Trois coureurs, Benjamin Gourgue, Christopher Froome et Blel Kadri, qui ont participé mercredi dernier à la Flèche wallonne, en Belgique, font l'objet d'une plainte pour « pollution » à la suite de jets de bidons en bord de route

Incongru trouvez-vous qu’une association porte plainte contre des coureurs qui auraient jeté leurs déchets sur la voie publique ? Je ne suis pas un criminel disait sur les antennes de la RTBF l’un des sportifs cités plus haut. Pourtant, dans nos rues, cela vaudrait à l’auteur une amende de quelques dizaines d’euros. Mais c’est la tradition. Les pauvres coureurs ne peuvent pas revenir avec leurs déchets sur le porte-bagage ou dans leurs fontes. 

Moi, je vous dis que cette association a pleinement raison.

Un, c’est un mauvais exemple. Et il doit être pleinement suivi puisque que le long des routes, surtout à certains endroits privilégiés, c’est la foire aux canettes et aux bouteilles. Et ce n’est pas uniquement le fait des autres usagers.

Deux, par simple justice. Pourquoi le citoyen lambda et pas le cycliste dopé ? Ce qui me fait penser à un autre problème, mais trop délicat pour une rubrique de bon ton.

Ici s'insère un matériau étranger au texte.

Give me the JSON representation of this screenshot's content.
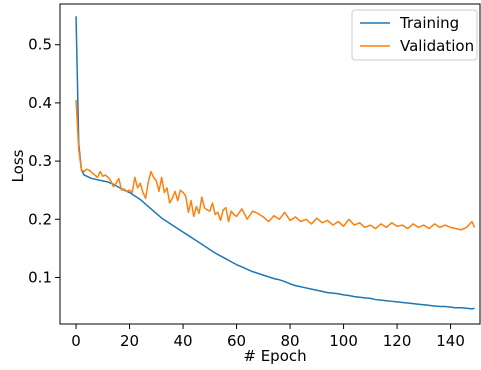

Trois, par goût du sport. Tout le monde à la même enseigne. Une paire de fontes. Un jambon beurre ou des tartines au choco, une fillette de rouge, une gourde, mais pas la même ou une canette de bière (pas d’affreux sodas) et contrôle à l’arrivée, y compris le pot de rillettes éventuel. Pourquoi ne pas aller à quelques boyaux de rechange et une trousse à outils. On supprimerait les voitures suiveuses. Ce serait du CO2 en moins. Et tant que l’on y est, supprimons la caravane. Il n’y a plus d’Yvette Horner. Et la publicité Rodania est plutôt énervante. Cela fera certes des brols en moins pour les gamins, mais surtout sur les accotements. 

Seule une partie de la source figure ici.